In the second stage, inflammation of blood vessels has caused narrowing of the arteries (stenosis), so that the flow of oxygen and nutrients to the organs and tissues of the body decreases. Narrowing of the arteries in the neck, arms and wrist also causes the pulse to be undetected so that the patient is impressed ‘has no pulse.

Complications caused by Takayasu arteritis

As mentioned earlier, Takayasu's arteritis is the largest condition of inflammation of blood vessels and its branching, so that this disease can also cause further complications of other blood vessel-related diseases, including:

  • Narrowing and hardening of the arteries which can cause a decrease in blood flow to various tissues and organs of the body.
  • Rupture of blood vessels due to aortic aneurysm.
  • High blood pressure due to constriction of blood vessels that carry blood to the kidneys (renal arteries).
  • Pneumonia, interstitial pulmonary fibrosis, and alveolar damage if this disease attacks the pulmonary arteries.
  • Inflammation of the heart which then affects the heart muscle (myocarditis) and heart valves.
  • Heart failure due to high blood pressure, myocarditis, or aortic valve regurgitation.
  • Transient ischemic attack (TIA) or mild stroke.
  • Stroke due to decreased blood flow or blockage of blood flow from the heart to the part of the brain.
  • Heart attack.

In addition, Takayasu arteritis is also often associated with various other diseases, such as glomerulonephritis, systemic lupus, polymyositis, polymyalgia rheumatica, rheumatoid arthritis, Still disease, and ankylosing spondylitis.
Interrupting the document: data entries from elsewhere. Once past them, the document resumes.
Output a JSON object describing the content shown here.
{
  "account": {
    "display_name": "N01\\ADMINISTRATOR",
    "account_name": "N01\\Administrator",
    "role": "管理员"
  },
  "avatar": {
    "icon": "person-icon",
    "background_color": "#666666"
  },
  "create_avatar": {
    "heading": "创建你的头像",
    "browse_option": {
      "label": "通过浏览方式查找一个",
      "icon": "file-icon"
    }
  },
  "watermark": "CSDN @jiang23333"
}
Takayasu arteritis is a chronic vascular disease and is likely to recur after treatment, so long-term treatment is needed. When you feel difficulty breathing, chest pain, or signs of a stroke, you are advised to see the doctor in question. Early detection is one of the keys to the treatment of this disease. Furthermore, if you have been affected by this disease and have been declared cured, you also have to keep checking regularly with the doctor concerned to avoid getting this disease again.